La chanson compte-t-elle artiste à la discographie plus impressionnante que celle de Françoise Hardy? Depuis 1962, elle incarne jusqu'à Buenos Aires ou Tokyo l'élégance française. Son vingt-septième album figure parmi ses meilleurs. La plus respectée des chanteuses européennes répond ici à quelques questions naïves nées pendant l'écoute des 10 morceaux qui composent
L'AMOUR FOU.
La première chanson, L'Amour Fou (2'29), comporte des parties parlées. L'envie de vous entendre lire! Pourrait-on imaginer que vous sortiez votre roman, "L'Amour fou", en livre audio et que ce soit vous qui le disiez?
Françoise Hardy - On vient de m'adresser une demande en ce sens. J'hésite beaucoup...
Cette chanson très intrigante a-t-elle pris sa source dans un film, un roman?
- Pas particulièrement mais j'étais sans nul doute influencée par la littérature anglaise du dix-neuvième siècle dont je ne me lasse pas.
De quoi s'inspire la deuxième plage du disque, Les Fous de Bassan (3'48)?

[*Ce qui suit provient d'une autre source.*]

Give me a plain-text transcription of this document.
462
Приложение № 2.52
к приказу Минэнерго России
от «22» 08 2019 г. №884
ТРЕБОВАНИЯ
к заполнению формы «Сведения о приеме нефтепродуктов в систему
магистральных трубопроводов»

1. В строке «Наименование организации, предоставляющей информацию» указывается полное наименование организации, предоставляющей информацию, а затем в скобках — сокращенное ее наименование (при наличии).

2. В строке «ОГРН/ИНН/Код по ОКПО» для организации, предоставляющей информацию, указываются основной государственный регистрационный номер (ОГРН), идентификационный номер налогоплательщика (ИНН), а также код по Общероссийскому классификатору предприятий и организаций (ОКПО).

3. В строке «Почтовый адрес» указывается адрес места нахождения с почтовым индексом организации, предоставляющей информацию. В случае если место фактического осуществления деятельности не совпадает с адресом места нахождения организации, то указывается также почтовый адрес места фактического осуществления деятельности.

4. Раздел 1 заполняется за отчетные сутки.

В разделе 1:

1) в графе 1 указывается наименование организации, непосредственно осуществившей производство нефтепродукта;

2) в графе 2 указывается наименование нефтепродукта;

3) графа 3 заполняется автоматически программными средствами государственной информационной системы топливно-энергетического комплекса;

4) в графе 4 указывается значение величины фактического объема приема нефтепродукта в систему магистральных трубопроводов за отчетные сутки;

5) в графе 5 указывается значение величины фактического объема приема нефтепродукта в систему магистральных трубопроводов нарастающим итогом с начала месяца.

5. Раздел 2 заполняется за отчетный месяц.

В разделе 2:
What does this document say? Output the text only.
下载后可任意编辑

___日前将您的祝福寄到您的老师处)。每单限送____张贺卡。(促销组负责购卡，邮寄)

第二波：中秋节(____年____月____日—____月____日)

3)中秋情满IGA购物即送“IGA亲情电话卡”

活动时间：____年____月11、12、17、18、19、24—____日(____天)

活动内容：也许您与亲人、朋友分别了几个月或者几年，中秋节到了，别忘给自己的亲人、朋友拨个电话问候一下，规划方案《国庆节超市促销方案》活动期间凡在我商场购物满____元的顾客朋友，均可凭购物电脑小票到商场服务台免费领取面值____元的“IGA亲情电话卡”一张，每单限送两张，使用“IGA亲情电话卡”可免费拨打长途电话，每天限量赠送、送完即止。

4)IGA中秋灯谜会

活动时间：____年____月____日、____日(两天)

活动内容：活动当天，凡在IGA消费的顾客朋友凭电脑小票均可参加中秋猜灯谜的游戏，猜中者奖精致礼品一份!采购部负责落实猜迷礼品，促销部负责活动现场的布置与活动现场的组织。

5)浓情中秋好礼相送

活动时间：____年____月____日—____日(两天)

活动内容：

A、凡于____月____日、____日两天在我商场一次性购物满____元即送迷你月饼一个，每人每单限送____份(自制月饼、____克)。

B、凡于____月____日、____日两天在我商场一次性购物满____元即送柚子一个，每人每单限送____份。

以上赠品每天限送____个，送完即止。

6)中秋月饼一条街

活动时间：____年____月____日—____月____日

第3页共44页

- De faits divers comme celui de la petite Laëtitia [jeune femme de 18 ans retrouvée morte étranglée dans un étang entre Nantes et Saint-Nazaire en janvier 2011]. Peu avant de m'attaquer à cette mélodie, j'avais vu un documentaire sur la mer du Nord avec ces oiseaux, les Fous de Bassan, que je ne connaissais pas et qui m'ont fait horreur. Je les ai donc utilisés comme un symbole de ce qui est effrayant et repoussant sur terre.
Pourriez-vous faire un zoom sur l'héroïne de Mal au cœur (3'09)?
- C'est un texte autobiographique d'une femme âgée qui se trouve à l'hôpital aux portes de la mort et perd un peu la raison : elle confond le passé et le présent, le rêve et la réalité... Elle a peur aussi et tente de se raccrocher au médecin et à la religieuse qui viennent la voir...
«Lorsque je vous vois, je tressaille: / C'est ma joie et c'est mon souci.» Des millions d'amoureux se reconnaîtront dans ces deux vers. Comment Si vous n'avez rien à me dire (3'44), poème de Victor Hugo idéalement mis en musique par Bertrand Pierre, vous est-il parvenu?
- À de rares exceptions près (quelques poèmes de Musset, Verlaine, Baudelaire), la poésie ne me touche pas ni ne m'intéresse. Je n'en lis jamais. Je préfère de loin les grands textes de chansons. C'est Bertrand Pierre lui-même qui m'a envoyé cette chanson dans sa propre version enregistrée. J'ai horreur en général des albums de poèmes mis en musique, et ne connais pas le sien. Malgré quelques images très inspirées, la poésie de Victor Hugo ne m'a jamais intéressée, encore moins ses pièces et ses romans. Même le personnage, beaucoup trop prolifique, ne m'attire pas. Mais à cause de son extrême simplicité, ce poème est justement beaucoup plus proche d'un texte de chanson que d'un poème et la musique de Bertrand Pierre le met en valeur.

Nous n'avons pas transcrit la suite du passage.